Figure 5.. Loss of Zn72D Regulates NMJ Architecture and Protein Levels

(A–D) Third instar larvae stained with antibodies against Syt I (red) and HRP (cyan) in Control (A and B) and Zn72D^1A14/Df mutant larvae (C and D). Df is Df(3L)Exel6127, which lacks the Zn72D locus. Asterisks indicate satellite boutons. Loss of Zn72D markedly increases the incidence of satellite boutons and reduces the apparent fluorescent intensity of Syt I staining. (E–H) Third instar larvae stained with antibodies against GluRIIA (green) and HRP (magenta) in Control (E and F) and Zn72D^1A14/Df mutant larvae (G and H). Loss of Zn72D reduces synaptic GluRIIA staining. Scale bar, 10 mm. (I–K) Quantification of satellite boutons per NMJ (I), Syt I fluorescence levels (J) and GluRIIA fluorescence levels (K). Multiple allelic combinations of Zn72D mutants show increased satellite bouton numbers and reduced Syt I and GluRIIA staining. Both GluRIIA and Syt I fluorescence levels are normalized to HRP staining at the same NMJs, which is unchanged across all genotypes, suggesting that these deficits are specific. For all graphs, open circles represent each individual value while the mean ± SEM is indicated by the error bars. In all cases, n R 7 animals, 14 NMJs for each genotype. *p < 0.05, **p < 0.01, ***p < 0.001, ANOVA followed by a Dunnett’s multiple comparisons test.
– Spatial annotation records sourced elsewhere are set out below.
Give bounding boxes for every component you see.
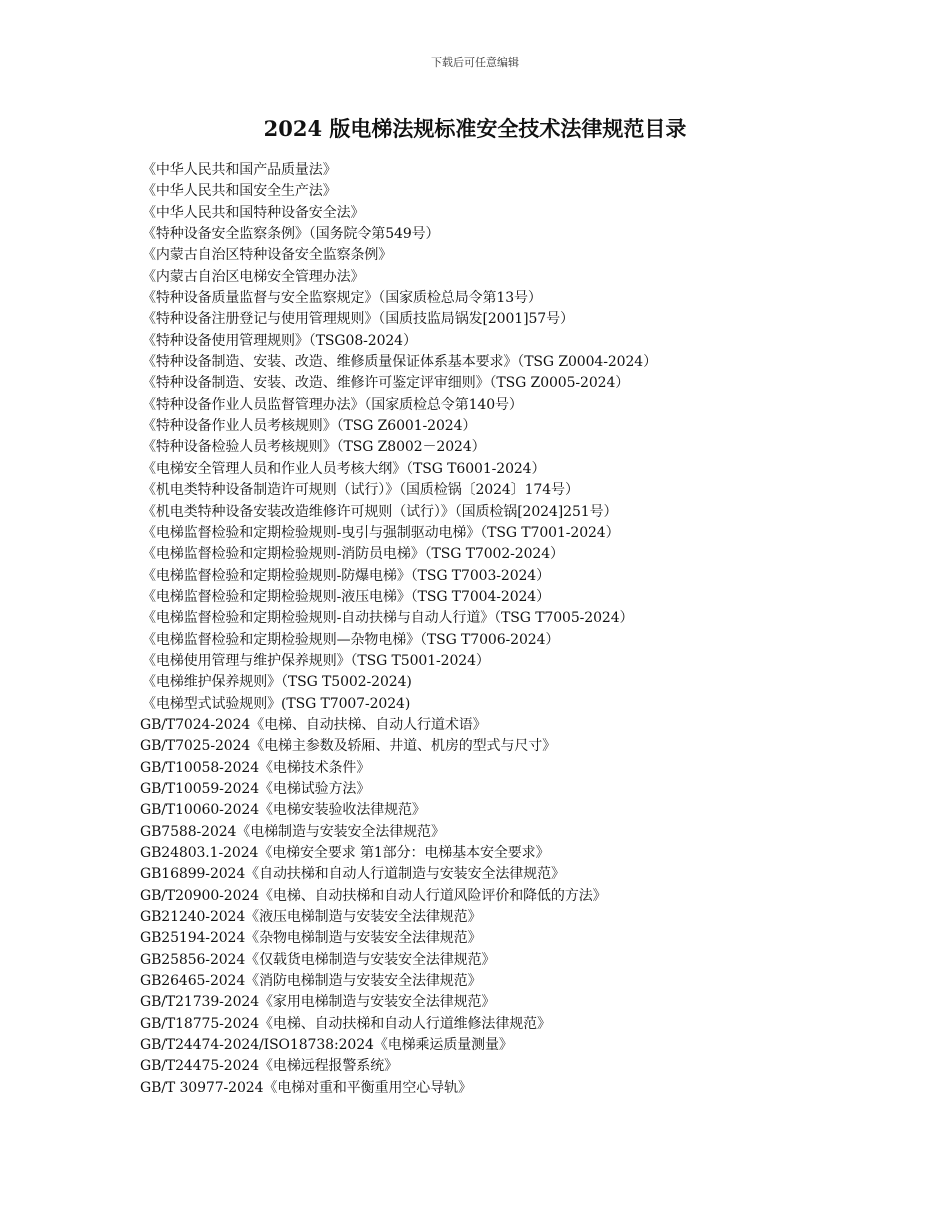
document-title: 2024 版电梯法规标准安全技术法律规范目录 [263,116,687,141]
list-item: GB/T 30977-2024《电梯对重和平衡重用空心导轨》 [140,1079,472,1096]
list-item: 《电梯监督检验和定期检验规则-消防员电梯》（TSG T7002-2024） [142,546,564,563]
list-item: GB/T24474-2024/ISO18738:2024《电梯乘运质量测量》 [140,1037,513,1054]
list-item: 《电梯监督检验和定期检验规则-自动扶梯与自动人行道》（TSG T7005-2024） [142,610,634,627]
list-item: 《电梯型式试验规则》(TSG T7007-2024) [142,695,411,712]
page-header-note: 下载后可任意编辑 [431,56,519,69]
list-item: GB/T20900-2024《电梯、自动扶梯和自动人行道风险评价和降低的方法》 [140,887,607,904]
list-item: GB/T21739-2024《家用电梯制造与安装安全法律规范》 [140,994,496,1011]
list-item: 《内蒙古自治区电梯安全管理办法》 [142,268,365,285]
list-item: GB/T7025-2024《电梯主参数及轿厢、井道、机房的型式与尺寸》 [140,738,557,755]
list-item: GB/T7024-2024《电梯、自动扶梯、自动人行道术语》 [140,716,487,733]
list-item: 《电梯监督检验和定期检验规则-曳引与强制驱动电梯》（TSG T7001-2024） [142,524,620,541]
list-item: 《特种设备使用管理规则》（TSG08-2024） [142,332,417,349]
list-item: 《电梯监督检验和定期检验规则-防爆电梯》（TSG T7003-2024） [142,567,551,584]
list-item: 《特种设备检验人员考核规则》（TSG Z8002－2024） [142,439,486,456]
regulation-list [140,160,940,1099]
list-item: 《特种设备注册登记与使用管理规则》（国质技监局锅发[2001]57号） [142,311,574,328]
list-item: GB7588-2024《电梯制造与安装安全法律规范》 [140,823,445,840]
list-item: GB/T24475-2024《电梯远程报警系统》 [140,1058,399,1075]
list-item: GB/T18775-2024《电梯、自动扶梯和自动人行道维修法律规范》 [140,1015,551,1032]
list-item: 《特种设备作业人员考核规则》（TSG Z6001-2024） [142,418,477,435]
list-item: 《电梯维护保养规则》（TSG T5002-2024) [142,674,412,691]
list-item: GB26465-2024《消防电梯制造与安装安全法律规范》 [140,973,482,990]
list-item: 《电梯监督检验和定期检验规则—杂物电梯》（TSG T7006-2024） [142,631,560,648]
list-item: 《电梯使用管理与维护保养规则》（TSG T5001-2024） [142,652,490,669]
list-item: GB16899-2024《自动扶梯和自动人行道制造与安装安全法律规范》 [140,866,565,883]
list-item: 《电梯监督检验和定期检验规则-液压电梯》（TSG T7004-2024） [142,588,551,605]
list-item: GB24803.1-2024《电梯安全要求 第1部分：电梯基本安全要求》 [140,845,550,861]
list-item: 《特种设备制造、安装、改造、维修质量保证体系基本要求》（TSG Z0004-2024） [142,354,657,371]
list-item: 《特种设备质量监督与安全监察规定》（国家质检总局令第13号） [142,290,542,307]
list-item: 《特种设备安全监察条例》（国务院令第549号） [142,226,440,243]
list-item: 《机电类特种设备安装改造维修许可规则（试行）》（国质检锅[2024]251号） [142,503,618,520]
list-item: GB/T10058-2024《电梯技术条件》 [140,759,371,776]
list-item: GB/T10059-2024《电梯试验方法》 [140,780,371,797]
list-item: 《特种设备作业人员监督管理办法》（国家质检总令第140号） [142,396,523,413]
list-item: GB25194-2024《杂物电梯制造与安装安全法律规范》 [140,930,482,947]
list-item: 《电梯安全管理人员和作业人员考核大纲》（TSG T6001-2024） [142,460,546,477]
list-item: GB25856-2024《仅载货电梯制造与安装安全法律规范》 [140,951,496,968]
list-item: 《特种设备制造、安装、改造、维修许可鉴定评审细则》（TSG Z0005-2024） [142,375,630,392]
list-item: GB/T10060-2024《电梯安装验收法律规范》 [140,802,426,819]
list-item: 《内蒙古自治区特种设备安全监察条例》 [142,247,393,264]
list-item: 《中华人民共和国安全生产法》 [142,183,337,200]
list-item: 《机电类特种设备制造许可规则（试行）》（国质检锅〔2024〕174号） [142,482,579,499]
list-item: 《中华人民共和国产品质量法》 [142,162,337,178]
list-item: 《中华人民共和国特种设备安全法》 [142,204,365,221]
list-item: GB21240-2024《液压电梯制造与安装安全法律规范》 [140,909,482,926]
Figure 6.. Zfr Affects Editing Levels and Adar2 mRNA Levels in Mouse Primary Neurons

(A) Schematic of protein domains of Zn72D and its mouse homolog, Zfr (top). Schematic of protein domains of Drosophila ADAR and its mouse homolog ADAR2 along with the other catalytically active mouse ADAR, ADAR1 (bottom). (B) Comparison of editing levels between mouse primary neurons transfected with a control shRNA versus shAdar1. Blue dots, p < 0.05, Fisher’s exact tests. n = 2. (C) Comparison of editing levels between mouse primary neurons transfected with a control shRNA versus shAdar2. Blue dots, p < 0.05, Fisher’s exact tests. n = 2. (D) Comparison of editing levels between mouse primary neurons transfected with control shRNA versus shZfr. Orange dots, p < 0.05, Fisher’s exact tests. n = 2. The number of changed sites is indicated. Many editing sites show decreased editing upon Adar1, Adar2, and Zfr knockdown. (E) Venn diagram showing the overlap of affected sites between shAdar1, shAdar2, and shZfr. shZfr sites share a larger overlap with ADAR2-affected sites, although the three sets are distinct. (F) Log₂-fold changes of mRNA levels of Adar1, Adar2, and Zfr in shAdar1, shAdar2, and shZfr neurons compared with shControl neurons. n = 2, error bars represent SE. ***p < 0.001, ns, p > 0.05, Wald tests. Adar1 knockdown does not affect Adar2 or Zfr levels, whereas Adar2 knockdown decreases Zfr levels, and Zfr knockdown decreases Adar2 levels.